For the record, I still need my money back. PLEASE.

I type out a response, then delete it. I want to tell Sora that maybe there’s a different deal we can work out, but there’s too much to figure out prior.

First off, this might be a momentary lapse of judgment amidst a psychotic break for Hannah.

It’s quite possible she’ll think things through and come back to her senses, see the light, and dump Henry.

But even in that scenario, I doubt her jilted ex will be willing to pay for Dakota’s education any further, meaning I’ll have to double my contribution or enroll Koda in public school.

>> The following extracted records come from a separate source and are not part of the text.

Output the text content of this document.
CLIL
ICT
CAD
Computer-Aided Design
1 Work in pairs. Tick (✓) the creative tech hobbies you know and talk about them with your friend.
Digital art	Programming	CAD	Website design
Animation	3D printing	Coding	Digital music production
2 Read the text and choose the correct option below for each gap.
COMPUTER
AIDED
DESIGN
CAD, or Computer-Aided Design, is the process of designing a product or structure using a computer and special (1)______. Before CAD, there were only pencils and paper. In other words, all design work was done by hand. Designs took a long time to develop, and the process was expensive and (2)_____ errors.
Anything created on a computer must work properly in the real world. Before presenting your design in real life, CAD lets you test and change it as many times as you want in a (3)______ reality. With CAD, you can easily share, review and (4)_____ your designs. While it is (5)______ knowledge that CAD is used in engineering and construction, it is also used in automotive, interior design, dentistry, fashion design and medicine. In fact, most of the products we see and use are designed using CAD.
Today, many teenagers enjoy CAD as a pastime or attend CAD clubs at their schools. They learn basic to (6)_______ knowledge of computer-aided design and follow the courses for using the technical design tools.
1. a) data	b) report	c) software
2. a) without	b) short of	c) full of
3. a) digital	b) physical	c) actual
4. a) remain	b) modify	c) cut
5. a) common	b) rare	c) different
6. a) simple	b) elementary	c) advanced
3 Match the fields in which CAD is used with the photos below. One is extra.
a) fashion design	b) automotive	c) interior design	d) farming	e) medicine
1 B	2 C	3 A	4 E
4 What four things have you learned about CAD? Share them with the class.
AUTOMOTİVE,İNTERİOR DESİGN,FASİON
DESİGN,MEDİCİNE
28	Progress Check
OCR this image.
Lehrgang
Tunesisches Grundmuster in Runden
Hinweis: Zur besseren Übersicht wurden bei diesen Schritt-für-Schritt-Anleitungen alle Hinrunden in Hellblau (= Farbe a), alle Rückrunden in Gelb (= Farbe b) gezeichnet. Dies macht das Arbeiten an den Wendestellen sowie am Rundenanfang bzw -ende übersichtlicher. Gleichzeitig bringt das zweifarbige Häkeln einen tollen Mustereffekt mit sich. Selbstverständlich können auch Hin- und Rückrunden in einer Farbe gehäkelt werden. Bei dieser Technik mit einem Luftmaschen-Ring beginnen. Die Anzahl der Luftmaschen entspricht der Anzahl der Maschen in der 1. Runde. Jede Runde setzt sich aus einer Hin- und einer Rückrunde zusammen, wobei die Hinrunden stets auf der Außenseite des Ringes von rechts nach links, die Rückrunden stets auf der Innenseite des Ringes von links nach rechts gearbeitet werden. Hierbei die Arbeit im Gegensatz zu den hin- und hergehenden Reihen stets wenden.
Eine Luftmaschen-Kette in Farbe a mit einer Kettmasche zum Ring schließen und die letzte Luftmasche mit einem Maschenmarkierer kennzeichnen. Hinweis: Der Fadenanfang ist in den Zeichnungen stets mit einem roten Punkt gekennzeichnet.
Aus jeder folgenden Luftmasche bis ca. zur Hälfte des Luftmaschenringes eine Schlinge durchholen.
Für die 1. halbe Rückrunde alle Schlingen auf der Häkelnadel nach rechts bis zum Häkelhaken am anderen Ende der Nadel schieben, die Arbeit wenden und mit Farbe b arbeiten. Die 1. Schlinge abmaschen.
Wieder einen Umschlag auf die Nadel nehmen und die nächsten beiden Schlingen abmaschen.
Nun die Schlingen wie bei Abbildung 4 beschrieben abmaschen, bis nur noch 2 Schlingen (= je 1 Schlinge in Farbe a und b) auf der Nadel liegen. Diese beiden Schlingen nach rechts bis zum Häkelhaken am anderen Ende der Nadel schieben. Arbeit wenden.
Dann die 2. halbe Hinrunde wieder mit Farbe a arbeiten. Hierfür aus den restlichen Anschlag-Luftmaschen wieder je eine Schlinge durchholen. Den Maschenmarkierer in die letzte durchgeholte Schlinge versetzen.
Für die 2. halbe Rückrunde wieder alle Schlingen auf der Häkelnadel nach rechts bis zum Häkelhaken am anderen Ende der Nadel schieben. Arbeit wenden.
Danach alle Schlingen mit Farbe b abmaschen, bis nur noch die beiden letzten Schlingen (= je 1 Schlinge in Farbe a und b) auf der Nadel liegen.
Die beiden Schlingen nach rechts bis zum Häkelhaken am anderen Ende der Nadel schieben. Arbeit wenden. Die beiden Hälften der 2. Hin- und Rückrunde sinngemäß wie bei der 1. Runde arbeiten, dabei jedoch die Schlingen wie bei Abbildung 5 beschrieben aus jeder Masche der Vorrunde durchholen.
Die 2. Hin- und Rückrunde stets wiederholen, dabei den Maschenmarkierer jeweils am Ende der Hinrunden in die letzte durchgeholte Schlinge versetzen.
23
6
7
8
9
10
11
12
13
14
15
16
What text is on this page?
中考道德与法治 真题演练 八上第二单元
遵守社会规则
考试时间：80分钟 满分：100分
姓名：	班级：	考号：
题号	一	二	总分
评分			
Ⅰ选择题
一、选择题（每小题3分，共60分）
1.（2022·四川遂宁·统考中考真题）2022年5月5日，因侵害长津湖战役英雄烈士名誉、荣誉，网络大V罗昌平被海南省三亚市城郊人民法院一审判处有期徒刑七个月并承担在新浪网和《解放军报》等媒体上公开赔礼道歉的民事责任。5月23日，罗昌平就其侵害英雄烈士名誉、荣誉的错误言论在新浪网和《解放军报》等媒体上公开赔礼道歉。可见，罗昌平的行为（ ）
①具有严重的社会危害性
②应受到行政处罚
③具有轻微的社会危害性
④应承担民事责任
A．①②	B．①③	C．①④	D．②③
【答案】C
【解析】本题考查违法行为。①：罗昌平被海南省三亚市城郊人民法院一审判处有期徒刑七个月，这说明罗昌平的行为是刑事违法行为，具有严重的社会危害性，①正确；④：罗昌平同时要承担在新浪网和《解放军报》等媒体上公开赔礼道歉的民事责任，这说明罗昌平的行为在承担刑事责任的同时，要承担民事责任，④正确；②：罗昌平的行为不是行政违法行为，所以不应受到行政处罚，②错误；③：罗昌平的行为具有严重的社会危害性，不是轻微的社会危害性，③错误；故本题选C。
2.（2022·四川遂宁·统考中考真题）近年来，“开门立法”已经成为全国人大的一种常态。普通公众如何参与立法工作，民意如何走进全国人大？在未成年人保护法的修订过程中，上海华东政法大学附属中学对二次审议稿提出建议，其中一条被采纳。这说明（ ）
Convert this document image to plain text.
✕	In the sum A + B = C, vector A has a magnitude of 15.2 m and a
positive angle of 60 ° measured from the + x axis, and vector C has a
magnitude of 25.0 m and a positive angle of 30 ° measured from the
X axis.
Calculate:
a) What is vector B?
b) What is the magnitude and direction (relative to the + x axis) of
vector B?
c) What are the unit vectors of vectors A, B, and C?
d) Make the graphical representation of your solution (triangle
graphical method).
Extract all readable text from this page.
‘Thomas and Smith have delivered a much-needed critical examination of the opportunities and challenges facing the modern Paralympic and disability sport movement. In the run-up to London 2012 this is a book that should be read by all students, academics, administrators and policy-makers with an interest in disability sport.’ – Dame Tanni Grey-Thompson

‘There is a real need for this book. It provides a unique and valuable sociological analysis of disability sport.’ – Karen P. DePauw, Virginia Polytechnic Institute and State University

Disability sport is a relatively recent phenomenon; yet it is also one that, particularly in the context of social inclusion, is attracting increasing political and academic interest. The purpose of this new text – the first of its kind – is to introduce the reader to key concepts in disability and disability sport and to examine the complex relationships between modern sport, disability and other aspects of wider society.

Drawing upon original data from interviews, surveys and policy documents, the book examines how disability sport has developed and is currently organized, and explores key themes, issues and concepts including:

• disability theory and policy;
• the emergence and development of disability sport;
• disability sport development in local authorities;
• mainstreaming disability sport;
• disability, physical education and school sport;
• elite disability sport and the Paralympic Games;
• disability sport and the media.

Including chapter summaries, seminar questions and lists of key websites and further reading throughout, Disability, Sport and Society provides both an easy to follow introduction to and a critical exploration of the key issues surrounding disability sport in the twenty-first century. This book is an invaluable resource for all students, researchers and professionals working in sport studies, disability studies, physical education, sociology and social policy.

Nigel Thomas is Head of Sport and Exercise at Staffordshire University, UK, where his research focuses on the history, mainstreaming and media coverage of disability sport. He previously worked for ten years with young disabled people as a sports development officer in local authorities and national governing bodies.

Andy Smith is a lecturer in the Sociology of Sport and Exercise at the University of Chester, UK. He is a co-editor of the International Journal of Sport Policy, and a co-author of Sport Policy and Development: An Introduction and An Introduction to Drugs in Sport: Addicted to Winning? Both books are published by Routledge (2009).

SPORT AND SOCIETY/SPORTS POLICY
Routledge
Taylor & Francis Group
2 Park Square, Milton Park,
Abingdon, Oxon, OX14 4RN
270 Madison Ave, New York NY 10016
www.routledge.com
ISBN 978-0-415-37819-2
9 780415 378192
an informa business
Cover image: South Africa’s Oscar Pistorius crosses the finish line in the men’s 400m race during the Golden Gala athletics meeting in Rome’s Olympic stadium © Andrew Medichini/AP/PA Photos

But if I do that, I’ll have to move anyway because the local elementary school that Taio and I live close to has full-time security guards, drug dogs, and metal detectors at every entrance. So, hard pass.

Fuck. I pinch the bridge of my nose, endless scenarios, all with dead ends, crashing together to form a tension headache. There’s too much to figure out. I’m not sure about anything right now.

Well, one thing.

Brownstone or not, I still can’t shake the urge to see Sora again. I ignore her prior request as I text her back.

Me:

Looking forward to your book signing, Sora.

I can’t wait to be the world’s best boyfriend.

Sora:

You ass.

I smile to myself, picturing her cute scowl.